Сергей Арбенин - Дети погибели
– Женщина, говоришь? Не из панельных ли девиц?
– Не могу знать! А только духи не простые, не те…
– Вот как. А! Ты же проституток, как и извозчиков, много перевидал… Ладно, Кадило, ступай на службу. Квартальному скажешь: вызывали в министерство показания сверять. Пропуск у дежурного подпишешь, – покажешь квартальному. И вот что… О том, что было здесь… – Маков взглянул в лицо Кадило, – …и когда вы с Филипповым по каретным дворам ходили – никому ни слова. Понял? Это государственная тайна. Даже своей вдовушке… Чухонке, как бишь её… Ни гу-гу. Понял ли?
– Понял, ни гу-гу! – зардевшись, но браво ответил Кадило. – Не извольте беспокоиться, а дальше меня не выйдет.
Маков обошёл вокруг стола, подал серый канцелярский конверт.
– Это – за службу. Купишь новую шинель, сапоги… Конфект чухонке своей…
– Рад стараться! – ещё громче гаркнул Кадило, и ловко спрятал конверт – Маков даже не заметил куда.
* * *Пока бумаги будут ходить в Зимний и обратно, Маков должен был сделать ещё одно необходимое дело.
Он вызвал правителя канцелярии, но получил известие, что правитель прихворнул. Пришлось иметь дело с его заместителем Зайцевым.
– Необходимо произвести выемку всех бумаг господина Филиппова, – сказал Лев Саввич Зайцеву.
Зайцев, смуглый от природы, с лицом, словно высеченным из древнего камня, молча кивнул.
– Выемку произвести по всей форме, в присутствии прокурора судебной палаты.
Зайцев снова кивнул. В руках у него была планшетка с карандашом, но он ничего не записывал.
– Прокурор… Лучше, если это будет Воробьёв. Я напишу записку сенатору Евреинову, попрошу об одолжении. А пока вот что. У Филиппова был свой несгораемый шкап…
Споткнувшись на слове «был», Маков хмуро взглянул на Зайцева. Зайцев в ответ слегка поклонился, при этом лицо его выражало нечто, отдалённо напоминающее административный восторг. Однако, учитывая резкость черт, восторг был скорее похож на отвращение.

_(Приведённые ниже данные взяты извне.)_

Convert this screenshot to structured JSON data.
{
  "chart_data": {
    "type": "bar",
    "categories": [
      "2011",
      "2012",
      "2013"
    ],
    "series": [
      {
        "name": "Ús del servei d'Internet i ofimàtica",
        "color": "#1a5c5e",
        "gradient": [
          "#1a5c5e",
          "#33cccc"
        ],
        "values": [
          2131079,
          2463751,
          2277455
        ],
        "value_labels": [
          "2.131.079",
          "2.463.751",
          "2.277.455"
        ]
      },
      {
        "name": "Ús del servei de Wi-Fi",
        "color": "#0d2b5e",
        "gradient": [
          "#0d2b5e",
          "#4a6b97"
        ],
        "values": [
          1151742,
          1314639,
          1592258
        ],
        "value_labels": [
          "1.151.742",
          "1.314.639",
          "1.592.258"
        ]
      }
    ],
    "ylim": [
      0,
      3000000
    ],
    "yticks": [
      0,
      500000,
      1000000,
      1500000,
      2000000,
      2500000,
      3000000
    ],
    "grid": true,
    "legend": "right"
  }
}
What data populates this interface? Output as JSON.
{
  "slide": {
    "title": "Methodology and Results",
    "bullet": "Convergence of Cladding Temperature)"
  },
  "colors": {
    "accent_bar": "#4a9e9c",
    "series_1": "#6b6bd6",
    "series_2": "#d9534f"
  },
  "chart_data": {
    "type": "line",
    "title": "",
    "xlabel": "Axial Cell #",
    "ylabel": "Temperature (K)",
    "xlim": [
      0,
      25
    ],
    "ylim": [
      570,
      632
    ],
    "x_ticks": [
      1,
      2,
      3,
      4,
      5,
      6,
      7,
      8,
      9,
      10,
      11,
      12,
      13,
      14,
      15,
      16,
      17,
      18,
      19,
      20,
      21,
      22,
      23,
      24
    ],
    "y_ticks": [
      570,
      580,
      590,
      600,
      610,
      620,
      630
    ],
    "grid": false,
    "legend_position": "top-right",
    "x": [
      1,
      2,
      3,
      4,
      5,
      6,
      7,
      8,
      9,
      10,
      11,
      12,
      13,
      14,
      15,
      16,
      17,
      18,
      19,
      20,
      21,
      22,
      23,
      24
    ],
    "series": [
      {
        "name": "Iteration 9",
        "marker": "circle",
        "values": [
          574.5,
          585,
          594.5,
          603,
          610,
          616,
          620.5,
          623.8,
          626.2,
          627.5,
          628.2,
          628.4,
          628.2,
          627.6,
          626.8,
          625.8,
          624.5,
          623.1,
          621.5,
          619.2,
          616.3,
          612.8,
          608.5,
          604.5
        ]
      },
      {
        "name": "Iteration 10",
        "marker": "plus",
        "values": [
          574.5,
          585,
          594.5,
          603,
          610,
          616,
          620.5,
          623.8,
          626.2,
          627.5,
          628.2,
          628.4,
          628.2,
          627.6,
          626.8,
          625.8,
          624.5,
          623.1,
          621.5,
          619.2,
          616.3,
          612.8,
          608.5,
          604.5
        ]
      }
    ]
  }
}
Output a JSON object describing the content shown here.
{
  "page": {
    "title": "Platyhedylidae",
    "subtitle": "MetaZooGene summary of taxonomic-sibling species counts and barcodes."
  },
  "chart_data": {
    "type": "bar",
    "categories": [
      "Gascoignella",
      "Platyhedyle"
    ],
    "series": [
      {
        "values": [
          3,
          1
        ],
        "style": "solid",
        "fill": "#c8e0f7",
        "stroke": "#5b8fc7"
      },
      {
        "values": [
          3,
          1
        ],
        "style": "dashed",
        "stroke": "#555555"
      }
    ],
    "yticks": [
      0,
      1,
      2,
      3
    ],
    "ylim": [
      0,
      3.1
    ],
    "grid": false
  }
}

«Гм! – подумал Маков. – Вот странный тип. То ли из мордвы, то ли из черемисов… А дослужился до статского. Молчалив, как Будда. Тем и ценен…»
Зайцев между тем разогнулся и, так сказать, разомкнул свои каменные уста.
– Ключ от шкапа господин Филиппов всегда носил при себе.
– Я знаю. А второй экземпляр?
– А второй… – Зайцев как бы нарочито обиделся: – А где второй?.. Об этом, боюсь, никто не знал. Возможно, только ваше высокопревосходительство.
«Дерзит! – вспыхнул Маков и угрюмо посмотрел на Зайцева. – Однако и хитрец же человек был Филиппов…» Вслух сказал, пересилив гнев:
– Да, я знаю. Возможно, сейчас этот ключ уже у судебного следователя… Если не в Охранке. Приобщён к уликам; но у меня есть слепок ключа. Потрудитесь, Иван Сергеевич, до этого шкапа пока никого не допускать. Даже если прискачет сам Дрентельн или градоначальник Зуров со своими горцами.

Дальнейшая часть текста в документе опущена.